There is a table 'TICKETS' in PostgreSQL.I perform an ETL job using Pentaho to populate this table. There is also a GUI on which a user makes changes and the result is reflected in this table. The fields in the table are :

"OID" Char(36)  <------ **PRIMARY KEY**
, "CUSTOMER" VARCHAR(255)
, "TICKETID" VARCHAR(255)
, "PRIO_ORIG" CHAR(36)
, "PRIO_COR" CHAR(36)
, "CATEGORY" VARCHAR(255)
, "OPENDATE_ORIG" TIMESTAMP
, "OPENDATE_COR" TIMESTAMP
, "TTA_ORIG" TIMESTAMP
, "TTA_COR" TIMESTAMP
, "TTA_DUR" DOUBLE PRECISION
, "MTTA_TARGET" DOUBLE PRECISION
, "TTA_REL_ORIG" BOOLEAN
, "TTA_REL_COR" BOOLEAN
, "TTA_DISCOUNT_COR" DOUBLE PRECISION
, "TTA_CHARGE_COR" DOUBLE PRECISION
, "TTR_ORIG" TIMESTAMP
, "TTR_COR" TIMESTAMP
, "TTR_DUR" DOUBLE PRECISION
, "MTTR_TARGET" DOUBLE PRECISION
, "TTR_REL_ORIG" BOOLEAN
, "TTR_REL_COR" BOOLEAN
, "TTR_DISCOUNT_COR" DOUBLE PRECISION
, "TTR_CHARGE_COR" DOUBLE PRECISION
, "COMMENT" VARCHAR(500)
, "USER" CHAR(36)
, "MODIFY_DATE" TIMESTAMP
, "CORRECTED" BOOLEAN
, "OPTIMISTICLOCKFIELD" INTEGER
, "GCRECORD" INTEGER
, "ORIGINATOR" Char(36)

I want to update the table when columns TICKETID+ORIGINATOR+CUSTOMERS are same. Otherwise, an insert will be performed.

How should I do it using Pentaho? Is the step Dimension/Lookup update fine for it or just the Update/Insert step will do the work ?

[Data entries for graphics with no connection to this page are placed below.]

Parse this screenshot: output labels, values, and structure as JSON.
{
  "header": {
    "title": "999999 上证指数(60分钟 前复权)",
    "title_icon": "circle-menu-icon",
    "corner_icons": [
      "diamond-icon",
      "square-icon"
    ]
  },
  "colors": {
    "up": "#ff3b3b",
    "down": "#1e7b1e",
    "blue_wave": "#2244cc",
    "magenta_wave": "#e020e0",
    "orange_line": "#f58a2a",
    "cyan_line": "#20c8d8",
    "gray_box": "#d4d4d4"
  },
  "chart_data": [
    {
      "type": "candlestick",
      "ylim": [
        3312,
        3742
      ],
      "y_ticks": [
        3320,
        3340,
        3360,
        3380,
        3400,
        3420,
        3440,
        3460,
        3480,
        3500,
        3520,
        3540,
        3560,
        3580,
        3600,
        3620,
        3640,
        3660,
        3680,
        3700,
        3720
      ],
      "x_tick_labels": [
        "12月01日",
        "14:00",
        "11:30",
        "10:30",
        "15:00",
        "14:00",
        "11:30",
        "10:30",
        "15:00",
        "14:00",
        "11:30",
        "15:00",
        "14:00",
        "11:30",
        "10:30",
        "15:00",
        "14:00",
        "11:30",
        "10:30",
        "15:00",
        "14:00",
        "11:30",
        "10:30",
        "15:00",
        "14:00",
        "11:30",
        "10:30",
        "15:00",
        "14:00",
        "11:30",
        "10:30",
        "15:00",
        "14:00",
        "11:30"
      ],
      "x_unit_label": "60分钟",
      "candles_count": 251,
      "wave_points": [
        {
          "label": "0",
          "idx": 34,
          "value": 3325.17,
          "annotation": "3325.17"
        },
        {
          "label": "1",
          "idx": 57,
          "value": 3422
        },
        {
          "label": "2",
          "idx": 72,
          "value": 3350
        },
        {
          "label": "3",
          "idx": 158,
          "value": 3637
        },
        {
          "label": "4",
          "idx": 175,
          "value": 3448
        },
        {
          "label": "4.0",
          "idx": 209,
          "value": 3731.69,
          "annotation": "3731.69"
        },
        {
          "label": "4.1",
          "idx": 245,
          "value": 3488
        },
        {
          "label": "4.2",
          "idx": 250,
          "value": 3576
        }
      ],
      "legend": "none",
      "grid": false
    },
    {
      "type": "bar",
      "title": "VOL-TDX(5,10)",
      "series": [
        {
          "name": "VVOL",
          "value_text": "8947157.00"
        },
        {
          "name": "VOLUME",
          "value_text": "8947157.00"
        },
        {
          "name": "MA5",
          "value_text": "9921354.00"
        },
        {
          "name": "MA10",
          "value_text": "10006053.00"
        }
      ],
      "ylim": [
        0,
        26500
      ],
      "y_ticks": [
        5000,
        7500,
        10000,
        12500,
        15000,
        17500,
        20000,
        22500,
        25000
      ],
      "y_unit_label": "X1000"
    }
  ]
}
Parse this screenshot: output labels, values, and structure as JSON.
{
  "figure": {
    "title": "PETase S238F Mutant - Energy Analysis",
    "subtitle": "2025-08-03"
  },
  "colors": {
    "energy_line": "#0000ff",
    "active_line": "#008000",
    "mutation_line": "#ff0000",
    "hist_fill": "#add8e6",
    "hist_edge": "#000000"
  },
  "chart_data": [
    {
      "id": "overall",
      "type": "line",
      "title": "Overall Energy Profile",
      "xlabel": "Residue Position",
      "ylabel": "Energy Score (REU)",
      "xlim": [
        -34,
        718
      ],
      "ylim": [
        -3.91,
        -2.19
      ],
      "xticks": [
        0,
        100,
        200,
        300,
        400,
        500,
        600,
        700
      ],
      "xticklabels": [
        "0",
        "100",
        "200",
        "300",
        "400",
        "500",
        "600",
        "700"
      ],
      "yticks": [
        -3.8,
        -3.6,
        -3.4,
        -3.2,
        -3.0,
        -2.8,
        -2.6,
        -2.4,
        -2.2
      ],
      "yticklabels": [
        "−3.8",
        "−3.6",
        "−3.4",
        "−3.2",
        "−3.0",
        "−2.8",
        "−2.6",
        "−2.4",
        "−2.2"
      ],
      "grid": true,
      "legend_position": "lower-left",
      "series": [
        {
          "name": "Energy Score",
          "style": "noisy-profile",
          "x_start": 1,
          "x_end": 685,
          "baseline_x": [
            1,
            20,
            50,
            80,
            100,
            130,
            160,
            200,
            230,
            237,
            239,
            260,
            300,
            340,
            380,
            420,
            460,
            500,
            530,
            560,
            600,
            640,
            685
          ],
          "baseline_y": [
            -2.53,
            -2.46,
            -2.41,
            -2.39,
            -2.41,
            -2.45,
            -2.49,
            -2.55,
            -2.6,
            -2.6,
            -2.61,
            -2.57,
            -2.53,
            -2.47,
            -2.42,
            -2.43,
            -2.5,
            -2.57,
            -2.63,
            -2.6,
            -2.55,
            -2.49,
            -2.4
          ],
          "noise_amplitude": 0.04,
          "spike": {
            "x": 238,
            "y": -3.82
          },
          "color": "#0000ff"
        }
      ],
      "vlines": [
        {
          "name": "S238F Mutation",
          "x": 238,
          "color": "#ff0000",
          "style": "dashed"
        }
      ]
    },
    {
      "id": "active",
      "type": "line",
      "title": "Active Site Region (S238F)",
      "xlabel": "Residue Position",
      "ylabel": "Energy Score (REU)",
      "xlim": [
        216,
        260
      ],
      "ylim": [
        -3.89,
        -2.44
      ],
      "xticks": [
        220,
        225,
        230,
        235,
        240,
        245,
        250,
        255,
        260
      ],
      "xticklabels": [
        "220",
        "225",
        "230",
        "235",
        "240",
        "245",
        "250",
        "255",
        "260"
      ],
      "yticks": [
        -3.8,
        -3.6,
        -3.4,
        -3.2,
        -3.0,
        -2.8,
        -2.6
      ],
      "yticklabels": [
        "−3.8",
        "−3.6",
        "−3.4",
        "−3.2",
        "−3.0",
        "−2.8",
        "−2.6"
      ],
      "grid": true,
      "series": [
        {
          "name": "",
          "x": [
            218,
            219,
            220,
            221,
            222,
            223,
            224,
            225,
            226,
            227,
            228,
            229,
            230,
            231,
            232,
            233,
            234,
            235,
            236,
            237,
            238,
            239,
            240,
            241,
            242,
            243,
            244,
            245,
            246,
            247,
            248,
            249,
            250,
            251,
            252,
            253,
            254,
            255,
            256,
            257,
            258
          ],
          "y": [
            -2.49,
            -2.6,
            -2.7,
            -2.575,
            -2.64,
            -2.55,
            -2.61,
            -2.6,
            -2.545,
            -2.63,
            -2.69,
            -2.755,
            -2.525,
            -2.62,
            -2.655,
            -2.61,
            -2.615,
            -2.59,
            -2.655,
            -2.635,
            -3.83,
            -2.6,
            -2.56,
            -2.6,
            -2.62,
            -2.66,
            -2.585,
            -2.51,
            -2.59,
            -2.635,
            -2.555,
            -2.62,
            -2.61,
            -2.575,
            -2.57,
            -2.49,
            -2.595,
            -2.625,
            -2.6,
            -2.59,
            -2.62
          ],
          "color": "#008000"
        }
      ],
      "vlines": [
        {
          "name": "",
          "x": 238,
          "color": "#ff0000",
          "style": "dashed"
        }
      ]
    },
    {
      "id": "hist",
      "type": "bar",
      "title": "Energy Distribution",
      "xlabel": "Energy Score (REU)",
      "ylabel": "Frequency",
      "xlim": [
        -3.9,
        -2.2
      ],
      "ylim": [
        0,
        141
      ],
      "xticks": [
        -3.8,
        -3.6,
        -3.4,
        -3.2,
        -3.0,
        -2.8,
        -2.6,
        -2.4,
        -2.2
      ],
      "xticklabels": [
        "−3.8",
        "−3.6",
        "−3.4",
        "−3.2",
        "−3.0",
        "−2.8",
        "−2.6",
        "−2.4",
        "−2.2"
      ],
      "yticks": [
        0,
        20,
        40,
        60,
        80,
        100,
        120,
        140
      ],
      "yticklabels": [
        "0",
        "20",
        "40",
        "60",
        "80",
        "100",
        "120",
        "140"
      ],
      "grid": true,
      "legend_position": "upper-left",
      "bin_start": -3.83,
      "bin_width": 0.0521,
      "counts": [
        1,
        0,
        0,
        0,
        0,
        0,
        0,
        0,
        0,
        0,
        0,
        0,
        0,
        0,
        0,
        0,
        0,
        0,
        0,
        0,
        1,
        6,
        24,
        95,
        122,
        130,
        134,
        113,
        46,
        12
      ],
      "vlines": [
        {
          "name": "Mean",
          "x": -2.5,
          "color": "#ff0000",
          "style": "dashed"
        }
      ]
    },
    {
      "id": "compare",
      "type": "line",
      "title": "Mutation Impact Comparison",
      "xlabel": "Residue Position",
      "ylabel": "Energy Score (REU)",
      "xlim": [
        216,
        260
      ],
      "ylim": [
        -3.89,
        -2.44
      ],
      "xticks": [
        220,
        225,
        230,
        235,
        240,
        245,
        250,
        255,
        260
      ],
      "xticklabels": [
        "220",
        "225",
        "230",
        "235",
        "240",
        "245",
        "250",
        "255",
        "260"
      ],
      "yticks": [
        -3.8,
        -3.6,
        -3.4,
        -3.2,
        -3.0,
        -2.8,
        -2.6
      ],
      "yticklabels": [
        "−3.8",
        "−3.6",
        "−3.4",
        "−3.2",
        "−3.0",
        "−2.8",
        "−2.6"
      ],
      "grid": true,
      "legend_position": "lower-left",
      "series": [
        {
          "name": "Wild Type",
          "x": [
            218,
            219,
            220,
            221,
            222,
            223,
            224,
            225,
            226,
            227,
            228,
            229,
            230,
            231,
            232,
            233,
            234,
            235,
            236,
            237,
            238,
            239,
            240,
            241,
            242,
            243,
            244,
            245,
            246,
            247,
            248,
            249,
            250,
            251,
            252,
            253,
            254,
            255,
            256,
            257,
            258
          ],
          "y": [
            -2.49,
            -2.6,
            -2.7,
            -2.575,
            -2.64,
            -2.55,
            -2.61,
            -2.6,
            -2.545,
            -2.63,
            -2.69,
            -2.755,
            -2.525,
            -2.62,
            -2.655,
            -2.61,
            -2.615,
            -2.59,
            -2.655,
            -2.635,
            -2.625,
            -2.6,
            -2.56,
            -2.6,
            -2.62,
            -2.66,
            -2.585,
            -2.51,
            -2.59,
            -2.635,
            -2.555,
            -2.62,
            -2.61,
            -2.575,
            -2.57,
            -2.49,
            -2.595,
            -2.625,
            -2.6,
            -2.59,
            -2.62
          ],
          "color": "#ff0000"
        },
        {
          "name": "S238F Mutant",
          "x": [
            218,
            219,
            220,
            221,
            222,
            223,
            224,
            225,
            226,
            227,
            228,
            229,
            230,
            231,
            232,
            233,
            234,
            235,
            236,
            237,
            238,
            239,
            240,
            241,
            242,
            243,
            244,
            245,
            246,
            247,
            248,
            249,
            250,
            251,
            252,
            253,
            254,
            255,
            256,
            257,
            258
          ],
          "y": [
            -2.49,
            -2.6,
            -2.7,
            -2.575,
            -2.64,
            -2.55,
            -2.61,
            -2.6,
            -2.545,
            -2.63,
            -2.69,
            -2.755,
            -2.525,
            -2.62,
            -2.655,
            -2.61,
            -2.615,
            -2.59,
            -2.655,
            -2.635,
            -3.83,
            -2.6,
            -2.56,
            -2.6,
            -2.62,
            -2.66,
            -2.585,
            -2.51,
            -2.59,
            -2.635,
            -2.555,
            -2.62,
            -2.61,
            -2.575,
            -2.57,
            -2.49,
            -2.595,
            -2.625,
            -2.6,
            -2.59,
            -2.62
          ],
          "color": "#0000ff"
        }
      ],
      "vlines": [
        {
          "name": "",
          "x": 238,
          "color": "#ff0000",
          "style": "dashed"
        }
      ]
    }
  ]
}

Any help would be much appreciated. Thanks in advance.

Pranjal Kaushik
  • 13
  • 1
  • 10
  • Is there an unique index on columns TICKETID+ORIGINATOR+CUSTOMERS ? Then you may use `INSERT ... ON CONFLICT DO UPDATE SET column = EXCLUDED.column;` https://www.postgresql.org/docs/9.5/static/sql-insert.html – Eugene Lisitsky Oct 12 '17 at 05:29

1 Answers1

0

Eugene Lisitsky suggestion is good practice: you may hard wire it in the database constraints and let PostgesSQL do the job.

For a PDI solution: your table does not look like Slowly Changing Dimension therefore the Insert/Update covers your need.

If you want to use the Dimension_update, you need to alter the table in the Pentaho SCD format: add a version column and valid_form_date/valid_upto_date (with PDI the alter is a one button operation).

After that, when a new row comes in, the TICKETID+ORIGINATOR+CUSTOMERS is searched in the table and if found it receives a valitity_upto=now(). At the same time, a version+1 is created in the table valid from now() to the end-of-time.

The (main) pro is that you can retrieve the state of the database as it was at any date in the past with a simple where now() between validity_from and validity_upto.

The (mian) con is that you have to alter the table which may have some impact on the GUIs (plural).

AlainD
  • 6,187
  • 3
  • 17
  • 31